Security guards, who cannot be dismissed but must be shown their place, are yet another category of urban poor who have been blamed for “bringing the virus inside the colony”. In localities where residents can resort to assaulting white collared essential workers like airline pilots and crew or doctors, it is a matter of concern how the blue collared workers who have no social or economic capital would be treated.
The coronavirus pandemic and lockdown has brought out the best and the worst of humankind out in the open; sadly, more of the former. Be it migrant workers dying of hunger, thirst, and sheer exhaustion from walking back to their villages; be it frontline workers like doctors, nurses, hospital staff, and airline crew being assaulted and evicted from their homes – the ideas of humanity or humane have collapsed.

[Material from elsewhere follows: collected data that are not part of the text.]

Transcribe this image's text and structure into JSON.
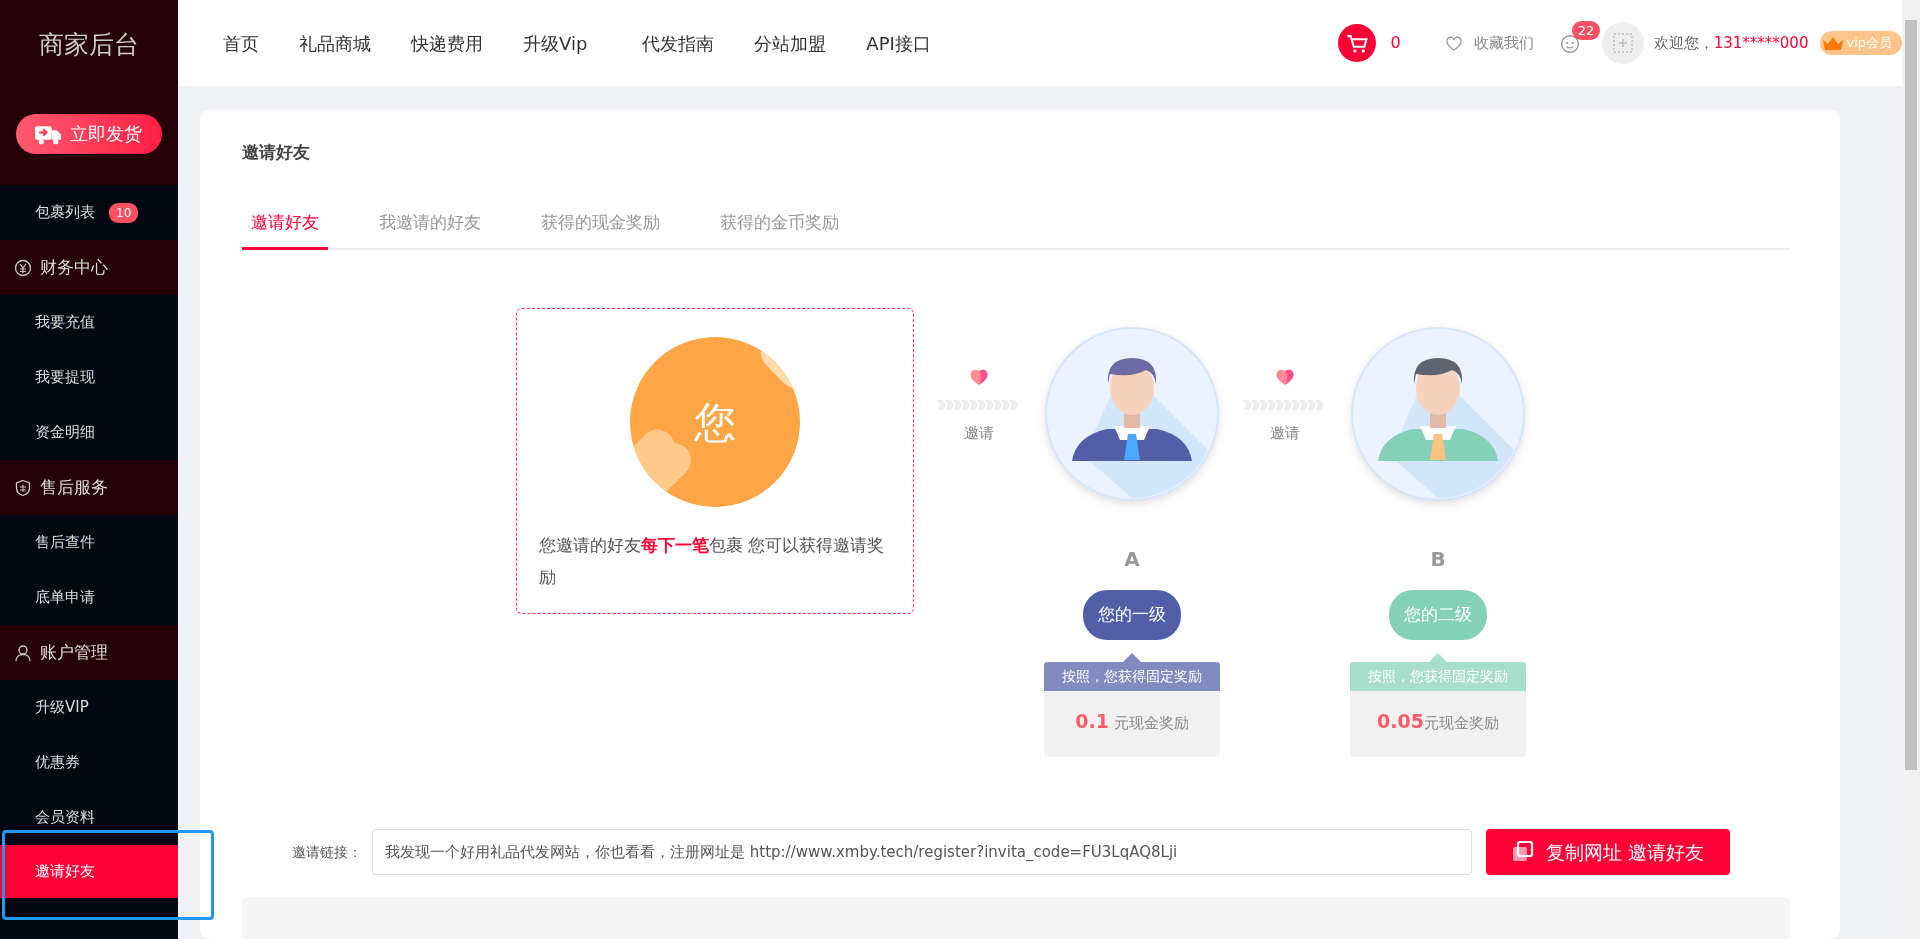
{
  "sidebar": {
    "title": "商家后台",
    "action_button": "立即发货",
    "items": [
      {
        "kind": "item",
        "label": "包裹列表",
        "badge": "10",
        "selected": false
      },
      {
        "kind": "group",
        "label": "财务中心"
      },
      {
        "kind": "item",
        "label": "我要充值",
        "selected": false
      },
      {
        "kind": "item",
        "label": "我要提现",
        "selected": false
      },
      {
        "kind": "item",
        "label": "资金明细",
        "selected": false
      },
      {
        "kind": "group",
        "label": "售后服务"
      },
      {
        "kind": "item",
        "label": "售后查件",
        "selected": false
      },
      {
        "kind": "item",
        "label": "底单申请",
        "selected": false
      },
      {
        "kind": "group",
        "label": "账户管理"
      },
      {
        "kind": "item",
        "label": "升级VIP",
        "selected": false
      },
      {
        "kind": "item",
        "label": "优惠券",
        "selected": false
      },
      {
        "kind": "item",
        "label": "会员资料",
        "selected": false
      },
      {
        "kind": "item",
        "label": "邀请好友",
        "selected": true
      }
    ]
  },
  "top_nav": {
    "links": [
      "首页",
      "礼品商城",
      "快递费用",
      "升级Vip",
      "代发指南",
      "分站加盟",
      "API接口"
    ],
    "cart_count": "0",
    "favorite": "收藏我们",
    "messages_badge": "22",
    "welcome": "欢迎您，",
    "account": "131*****000",
    "vip": "vip会员"
  },
  "page": {
    "title": "邀请好友",
    "tabs": [
      {
        "label": "邀请好友",
        "selected": true
      },
      {
        "label": "我邀请的好友",
        "selected": false
      },
      {
        "label": "获得的现金奖励",
        "selected": false
      },
      {
        "label": "获得的金币奖励",
        "selected": false
      }
    ],
    "you": {
      "avatar_text": "您",
      "description": "您邀请的好友**每下一笔**包裹 您可以获得邀请奖励"
    },
    "levels": [
      {
        "connector": "邀请",
        "letter": "A",
        "tier": "您的一级",
        "note": "按照，您获得固定奖励",
        "amount": "0.1",
        "unit": " 元现金奖励",
        "color": "#525ea6"
      },
      {
        "connector": "邀请",
        "letter": "B",
        "tier": "您的二级",
        "note": "按照，您获得固定奖励",
        "amount": "0.05",
        "unit": "元现金奖励",
        "color": "#85d1b8"
      }
    ],
    "invite": {
      "label": "邀请链接：",
      "value": "我发现一个好用礼品代发网站，你也看看，注册网址是 http://www.xmby.tech/register?invita_code=FU3LqAQ8Lji",
      "button": "复制网址 邀请好友"
    }
  }
}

The upwardly mobile Indian middle class and privileged political and social elite have shown collective deafness and blindness, except for when they were called on to play with utensils and light candles (and crackers) to post on social media. People are donating to PM-CARES, maybe more for tax exemptions than charity; a minute number of the rich and famous are trying to provide aid to those in need, but a large chunk of all aids, initiatives, and ventures, remains impersonal, inaccessible and without much accountability. These unprecedented times have exposed phenomenal ruptures in humanity.
References:
Baviskar, A. (2003). Between violence and desire: space, power, and identity in the making of metropolitan Delhi.
Ghertner, D. A. (2012). Nuisance talk and the propriety of property: middle-class discourses of a slum‐free Delhi. Antipode, 44(4), 1161-1187.
[i] https://theprint.in/opinion/pov/why-the-outrage-over-kent-ad-it-spoke-the-truth-before-apologising/431029/, accessed on 9th June 2020.
Shreya Urvashi is a doctoral scholar in the Centre for Studies in Sociology of Education, Tata Institute of Social Sciences (TISS), Mumbai.